Personalized, evidence-based selection of antibiotics has become an increasingly important goal – for both individual and public health – as the problem of antibiotic resistance has intensified, said Dr. Liao and other speakers at the meeting.
Over the past several years, Dr. Liao and his colleagues in the urology department at Stanford (Calif.) University have used biosensor technology to develop an assay for rapid pathogen identification, as well as a biosensor-based antimicrobial susceptibility test for urinary tract infection (UTI).
“We've been able to achieve pathogen identification within an hour, and antimicrobial susceptibility testing within 3 hours,” Dr. Liao reported.
The biosensor (a molecular sensing device that generates a measurable signal in the presence of a target analyte) is already part of everyday clinical practice, he noted. The glucose sensor and the i-STAT portable clinical analyzer, for example, are commonly used biosensor-based devices.
The biosensor being utilized in the “next generation” of UTI diagnostic tools is composed of a chip about the size of a microscope slide with 16 individual sensors. “Like computer technology, it can be mass produced at a relatively low cost,” said Dr.
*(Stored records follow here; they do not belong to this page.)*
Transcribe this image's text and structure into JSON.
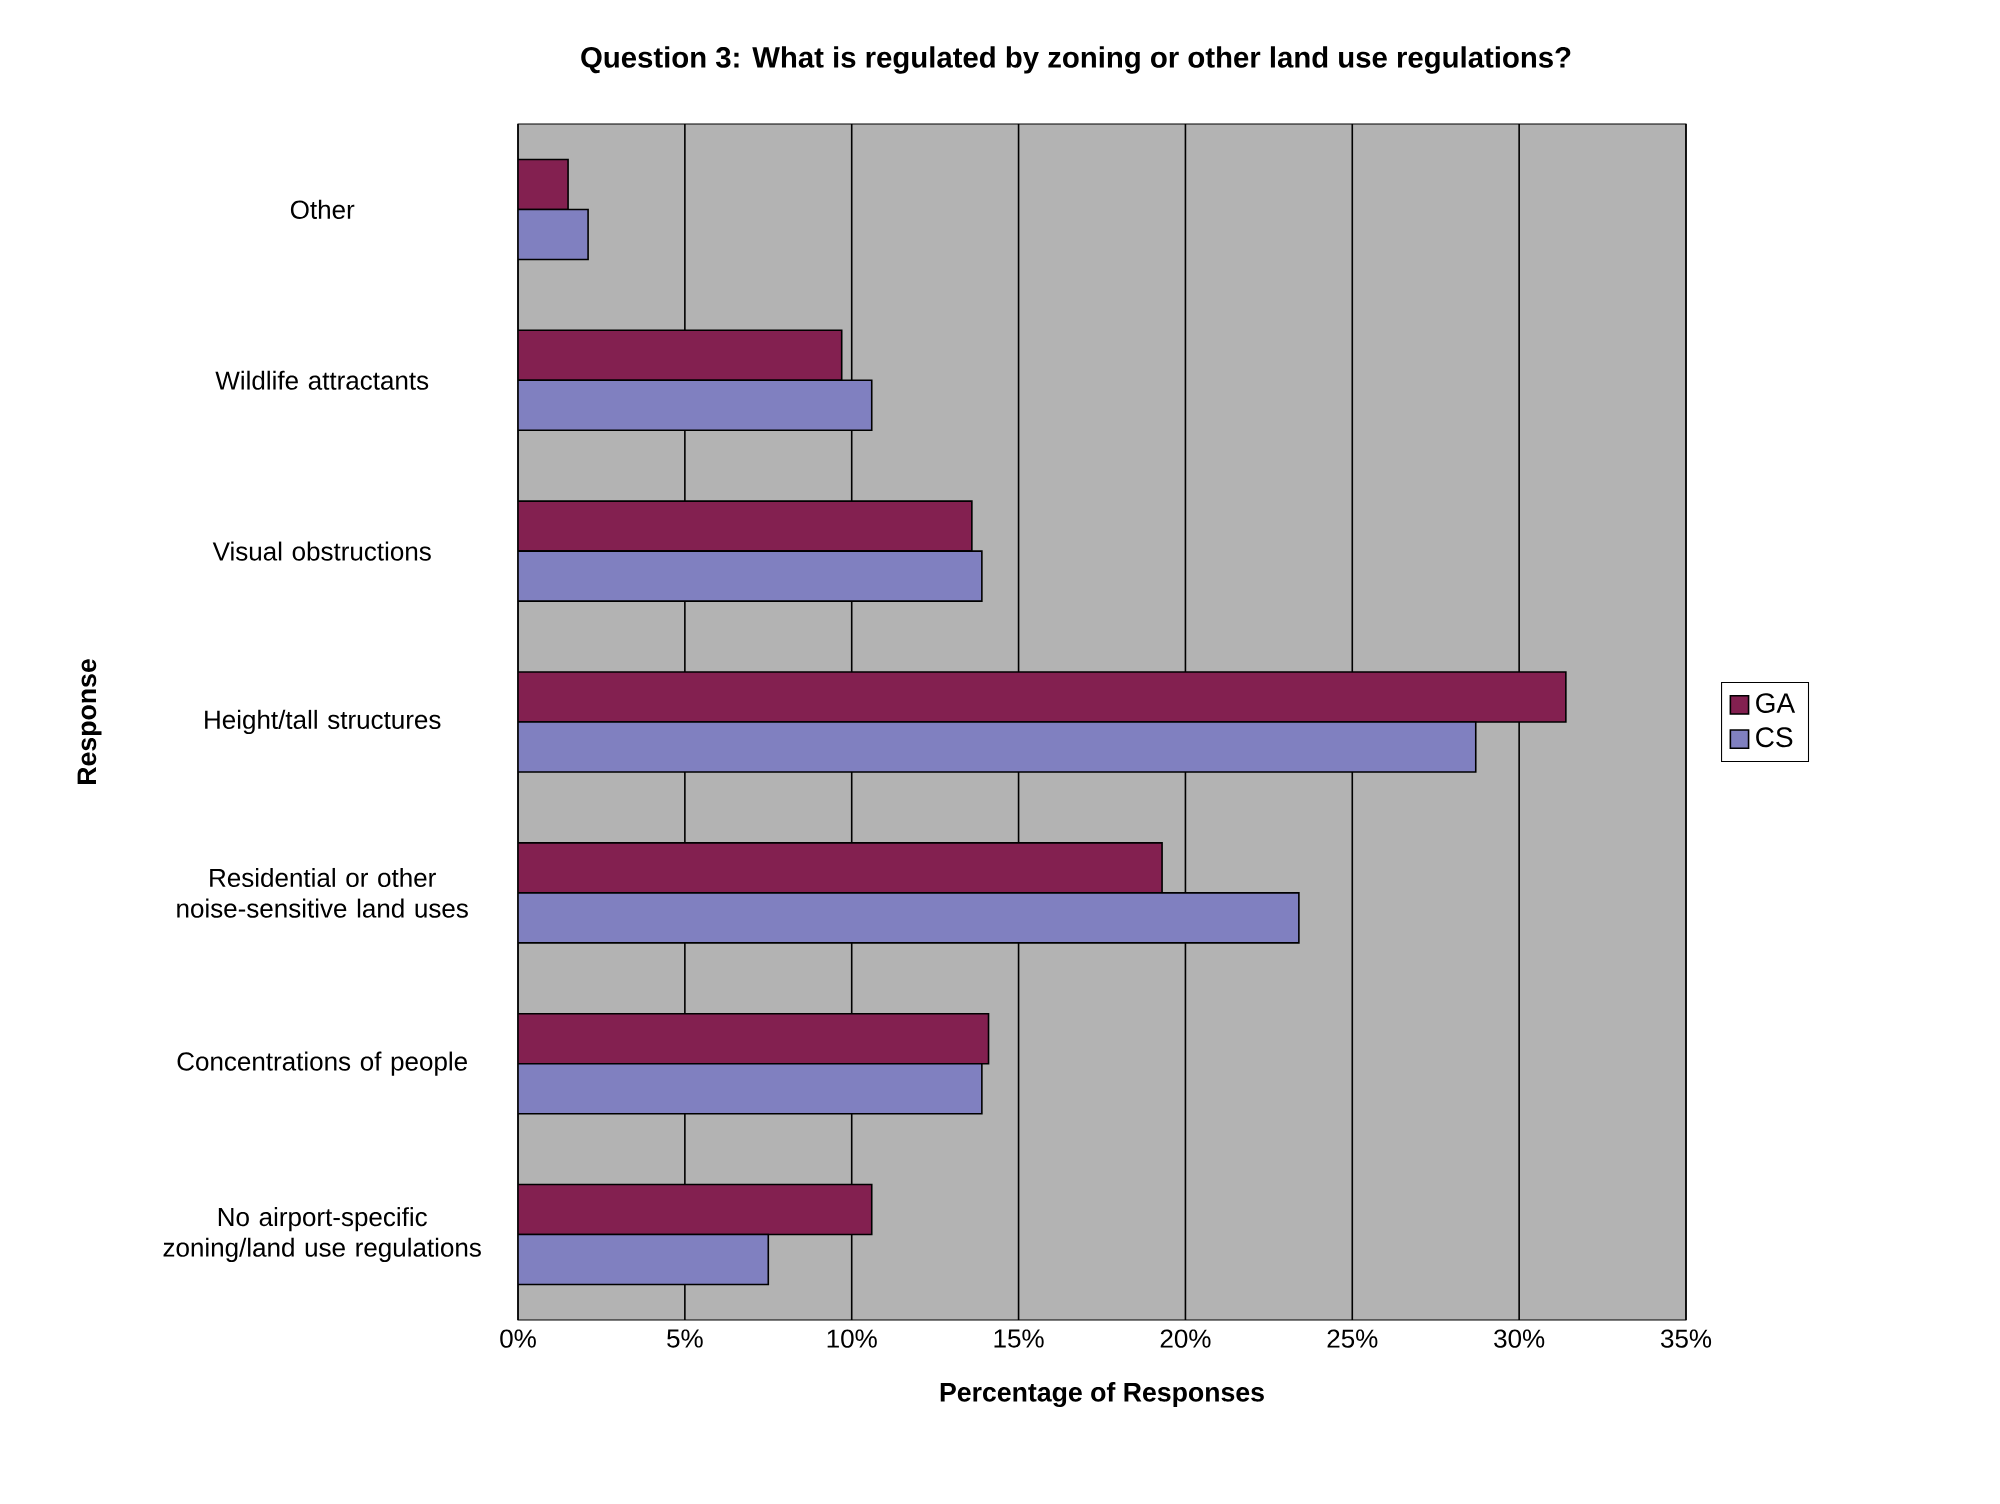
{
  "chart_data": {
    "type": "bar",
    "orientation": "horizontal",
    "title": "Question 3: What is regulated by zoning or other land use regulations?",
    "xlabel": "Percentage of Responses",
    "ylabel": "Response",
    "categories": [
      "Other",
      "Wildlife attractants",
      "Visual obstructions",
      "Height/tall structures",
      "Residential or other noise-sensitive land uses",
      "Concentrations of people",
      "No airport-specific zoning/land use regulations"
    ],
    "series": [
      {
        "name": "GA",
        "color": "#832050",
        "values": [
          1.5,
          9.7,
          13.6,
          31.4,
          19.3,
          14.1,
          10.6
        ]
      },
      {
        "name": "CS",
        "color": "#8080c0",
        "values": [
          2.1,
          10.6,
          13.9,
          28.7,
          23.4,
          13.9,
          7.5
        ]
      }
    ],
    "xlim": [
      0,
      35
    ],
    "xticks": [
      {
        "value": 0,
        "label": "0%"
      },
      {
        "value": 5,
        "label": "5%"
      },
      {
        "value": 10,
        "label": "10%"
      },
      {
        "value": 15,
        "label": "15%"
      },
      {
        "value": 20,
        "label": "20%"
      },
      {
        "value": 25,
        "label": "25%"
      },
      {
        "value": 30,
        "label": "30%"
      },
      {
        "value": 35,
        "label": "35%"
      }
    ],
    "grid": "x",
    "legend": "right"
  }
}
Liao, who is also chief urologist at the Veterans Affairs Palo Alto (Calif.) Health Care System.
The overall strategy for pathogen identification involves lysis of the bacteria present in a urine sample, followed by a hybridization process that enables the sensor to detect bacterial 16S rRNA, a kind of “bacterial molecular fingerprint.” This results in a signal output.
“Essentially, we're converting a molecular hybridization event into an electrical signal,” Dr. Liao explained. “And the higher the bacterial concentration, the higher the signal.”
Bacterial 16S rRNA is also a marker of bacterial growth, a property that Dr. Liao's research group has exploited to develop a biosensor-based antimicrobial susceptibility test (AST).
By incubating a urine sample in the presence or absence of commonly used antibiotics, and quantifying the 16S rRNA level, “we can follow the differential growth and derive the AST,” he said.
Dr. Liao and his colleagues recently completed a clinical validation study in which they compared results from their biosensor platform with results from standard microbiological analysis in more than 200 urine samples collected from patients at the Spinal Cord Injury Service at the Veterans Affairs Palo Alto system.
Pathogen detection sensitivity and specificity were 92% and 97%, respectively, and “in corresponding AST, we found an overall agreement of 94%,” said Dr. Liao, whose study was published early this year (J. Urol. 2011;185:148–53).
In the future, Dr. Liao hopes to use biosensor technology to also detect biomarkers that are shown to be indicative of infection in the presence of pathogens, he said.
Such an integrated assay would detect both biomarkers and pathogens, and thus address the host immunity response as well as identify the pathogen.
This could further improve the now-challenging task of differentiating colonization, simple UTI, and early complicated UTI, “and [could] help us better differentiate and stratify the severity of infection,” he said.
Dr. Liao reported that he had no disclosures.